Risque d’urgence sanitaire

« Ce ne sont pas les autorités municipales qui dictent les normes de construction mais la pauvreté »

Mer calme et sable clair, la longue plage de Pedernales, 55 000 habitants, fait carte postale. Mais elle pue le cadavre. Le front de mer de la station balnéaire – la plus touchée par le séisme – n’est qu’une longue rangée de gravats. 159 personnes ont péri. Ici et là, des pelleteuses s’agitent encore. Un homme pleure à côté d’un amas de fer et de béton. « Pedernales était en plein développement.

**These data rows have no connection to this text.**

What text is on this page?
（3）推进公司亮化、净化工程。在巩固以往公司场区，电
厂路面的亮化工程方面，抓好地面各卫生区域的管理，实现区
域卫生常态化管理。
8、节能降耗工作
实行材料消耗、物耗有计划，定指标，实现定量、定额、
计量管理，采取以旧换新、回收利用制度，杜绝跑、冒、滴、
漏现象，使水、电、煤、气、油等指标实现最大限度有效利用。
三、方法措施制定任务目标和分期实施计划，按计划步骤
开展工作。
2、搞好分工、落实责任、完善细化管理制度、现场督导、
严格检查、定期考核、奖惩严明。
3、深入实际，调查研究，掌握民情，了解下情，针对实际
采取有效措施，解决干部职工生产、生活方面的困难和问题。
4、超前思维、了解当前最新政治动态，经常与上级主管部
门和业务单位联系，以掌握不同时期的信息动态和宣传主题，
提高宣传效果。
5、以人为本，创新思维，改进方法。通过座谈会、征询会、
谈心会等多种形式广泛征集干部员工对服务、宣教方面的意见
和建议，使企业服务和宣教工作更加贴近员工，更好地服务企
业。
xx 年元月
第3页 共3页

Depuis dix ans, ses infrastructures touristiques s’étaient beaucoup améliorées », se désole Veronica Espinosa, qui a une maison dans le luxueux condominium de Jama Campay, à plusieurs kilomètres de là. La route pour accéder à la ville de Jama, également en ruine, est coupée.

Face au Pacifique, seul l’hotel El Costeñito a bizarrement résisté au terrible jeu de quille tellurique. Partout dans la ville, la nature semble avoir choisi ses victimes urbaines au hasard : pourquoi quelques rares immeubles de plus de trois étages ont-ils tenu? Pourquoi cette maison s’est-elle complètement effondrée alors que ses voisines semblent intactes ? « Tout dépend de la qualité des fondations », résume Shannon, un secouriste américain.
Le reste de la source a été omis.